The Biggest AV Loser
Last year’s annual drops of the latest and greatest in endpoint protection suites were all about sucking less. And taking up less real estate and compute power on the endpoint devices. Given the compliance regimes many of you live under, getting rid of endpoint protection isn’t an option, so less suckage means less heartburn for you. At least you can look at the bright side, right?
In terms of technology evolution there won’t be much spoken about at the RSA Conference. You’ll see vendors still worshipping the Cloud Messiah, as they try to leverage their libraries of a billion AV signatures in the cloud. That isn’t very interesting but check into how they leverage file ‘reputation’ to track which files look like malware, and your options to block them. The AV vendors actually have been hard at work bolstering this file analysis capability, so have them run you through their cloud architectures to learn more. It’s still early in terms of effectiveness but the technology is promising.
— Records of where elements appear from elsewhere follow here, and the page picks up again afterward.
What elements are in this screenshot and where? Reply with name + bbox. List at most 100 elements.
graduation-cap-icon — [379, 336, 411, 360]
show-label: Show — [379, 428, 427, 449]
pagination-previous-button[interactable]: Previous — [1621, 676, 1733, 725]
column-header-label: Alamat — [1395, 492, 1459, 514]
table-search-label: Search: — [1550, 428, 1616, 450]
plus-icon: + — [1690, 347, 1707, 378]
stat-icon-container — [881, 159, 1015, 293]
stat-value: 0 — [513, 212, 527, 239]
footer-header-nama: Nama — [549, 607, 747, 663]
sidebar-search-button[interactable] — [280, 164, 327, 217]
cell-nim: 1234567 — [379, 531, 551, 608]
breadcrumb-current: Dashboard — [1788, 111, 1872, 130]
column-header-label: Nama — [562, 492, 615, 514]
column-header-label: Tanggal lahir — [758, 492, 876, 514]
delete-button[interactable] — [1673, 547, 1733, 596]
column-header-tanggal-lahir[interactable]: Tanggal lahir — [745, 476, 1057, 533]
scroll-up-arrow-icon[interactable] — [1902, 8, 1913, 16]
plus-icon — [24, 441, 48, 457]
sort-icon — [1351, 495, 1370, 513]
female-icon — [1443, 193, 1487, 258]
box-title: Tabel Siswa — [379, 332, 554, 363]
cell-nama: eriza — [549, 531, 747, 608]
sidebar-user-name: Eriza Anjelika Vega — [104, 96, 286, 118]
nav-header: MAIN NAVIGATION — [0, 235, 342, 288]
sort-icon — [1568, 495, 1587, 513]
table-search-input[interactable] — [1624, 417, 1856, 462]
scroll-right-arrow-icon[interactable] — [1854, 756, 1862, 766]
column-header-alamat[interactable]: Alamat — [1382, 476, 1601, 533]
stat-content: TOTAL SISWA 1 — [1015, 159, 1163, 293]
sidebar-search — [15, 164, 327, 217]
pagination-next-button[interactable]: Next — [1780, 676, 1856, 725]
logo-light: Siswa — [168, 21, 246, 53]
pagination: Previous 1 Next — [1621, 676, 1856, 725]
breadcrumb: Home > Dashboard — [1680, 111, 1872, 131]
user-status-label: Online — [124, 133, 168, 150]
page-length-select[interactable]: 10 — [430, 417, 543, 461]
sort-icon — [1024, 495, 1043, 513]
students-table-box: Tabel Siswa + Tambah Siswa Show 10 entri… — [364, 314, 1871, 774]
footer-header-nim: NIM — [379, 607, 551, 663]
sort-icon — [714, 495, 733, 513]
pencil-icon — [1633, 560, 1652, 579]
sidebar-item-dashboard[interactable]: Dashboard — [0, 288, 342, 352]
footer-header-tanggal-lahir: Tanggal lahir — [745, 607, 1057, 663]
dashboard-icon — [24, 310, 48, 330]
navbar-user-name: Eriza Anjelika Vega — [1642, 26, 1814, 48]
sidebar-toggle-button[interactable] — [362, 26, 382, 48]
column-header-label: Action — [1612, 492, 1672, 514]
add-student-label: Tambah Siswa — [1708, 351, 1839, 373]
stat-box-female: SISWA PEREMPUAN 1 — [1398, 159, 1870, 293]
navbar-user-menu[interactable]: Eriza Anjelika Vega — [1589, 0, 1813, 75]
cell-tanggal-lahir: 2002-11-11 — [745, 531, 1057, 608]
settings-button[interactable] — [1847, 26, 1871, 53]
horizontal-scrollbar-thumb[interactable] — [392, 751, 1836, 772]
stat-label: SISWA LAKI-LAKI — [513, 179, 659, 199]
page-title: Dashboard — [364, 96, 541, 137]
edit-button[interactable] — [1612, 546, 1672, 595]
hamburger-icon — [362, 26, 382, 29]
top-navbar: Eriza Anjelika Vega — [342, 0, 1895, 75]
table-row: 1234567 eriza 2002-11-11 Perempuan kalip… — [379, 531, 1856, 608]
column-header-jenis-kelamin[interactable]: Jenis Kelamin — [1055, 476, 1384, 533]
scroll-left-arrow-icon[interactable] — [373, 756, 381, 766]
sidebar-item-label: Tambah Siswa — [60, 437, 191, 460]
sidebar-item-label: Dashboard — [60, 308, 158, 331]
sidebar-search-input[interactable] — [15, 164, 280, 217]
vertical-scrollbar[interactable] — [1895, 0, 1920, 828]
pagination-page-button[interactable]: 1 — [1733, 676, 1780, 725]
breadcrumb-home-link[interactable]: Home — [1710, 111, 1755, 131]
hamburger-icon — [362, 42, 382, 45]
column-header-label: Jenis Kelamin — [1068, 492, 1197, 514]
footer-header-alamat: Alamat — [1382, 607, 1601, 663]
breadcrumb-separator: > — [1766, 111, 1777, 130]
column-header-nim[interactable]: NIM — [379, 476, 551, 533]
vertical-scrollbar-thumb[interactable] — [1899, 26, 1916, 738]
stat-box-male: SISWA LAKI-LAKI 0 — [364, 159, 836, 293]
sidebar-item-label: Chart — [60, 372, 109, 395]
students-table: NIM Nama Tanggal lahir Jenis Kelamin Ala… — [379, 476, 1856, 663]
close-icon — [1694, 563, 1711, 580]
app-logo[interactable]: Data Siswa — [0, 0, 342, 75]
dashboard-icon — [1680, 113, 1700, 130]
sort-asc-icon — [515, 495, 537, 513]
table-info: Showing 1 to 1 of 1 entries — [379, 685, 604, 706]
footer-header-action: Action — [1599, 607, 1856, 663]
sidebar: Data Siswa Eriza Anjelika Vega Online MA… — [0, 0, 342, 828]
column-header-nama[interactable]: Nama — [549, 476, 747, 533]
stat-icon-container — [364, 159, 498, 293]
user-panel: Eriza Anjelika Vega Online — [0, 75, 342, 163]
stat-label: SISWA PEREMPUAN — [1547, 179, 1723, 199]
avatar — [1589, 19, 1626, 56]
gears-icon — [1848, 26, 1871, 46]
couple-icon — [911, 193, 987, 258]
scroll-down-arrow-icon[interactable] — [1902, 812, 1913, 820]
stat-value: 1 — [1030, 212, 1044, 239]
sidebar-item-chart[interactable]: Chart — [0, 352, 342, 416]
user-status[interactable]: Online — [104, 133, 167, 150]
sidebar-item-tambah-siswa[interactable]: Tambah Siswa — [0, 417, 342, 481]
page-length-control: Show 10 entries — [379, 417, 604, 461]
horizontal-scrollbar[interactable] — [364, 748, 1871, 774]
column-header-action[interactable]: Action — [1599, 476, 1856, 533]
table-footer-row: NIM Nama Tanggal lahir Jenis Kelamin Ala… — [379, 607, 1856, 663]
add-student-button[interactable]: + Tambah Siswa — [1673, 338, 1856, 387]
You will also see adjunct endpoint malware detection technologies positioned to address the shortcomings of current endpoint protection. You know, basically everything. The technology (such as Sourcefire’s FireAMP) is positioned as the cloud file analysis technology discussed above so the big vendors will say they do this, but be wary of them selling futures. There are differences, though – particularly in terms of tracking proliferation and getting better visibility into what the malware is doing.
You can learn a lot more about this malware analysis process by checking out our Quant research, which goes into gory detail on the process and provides some context for how the tools fit into the process.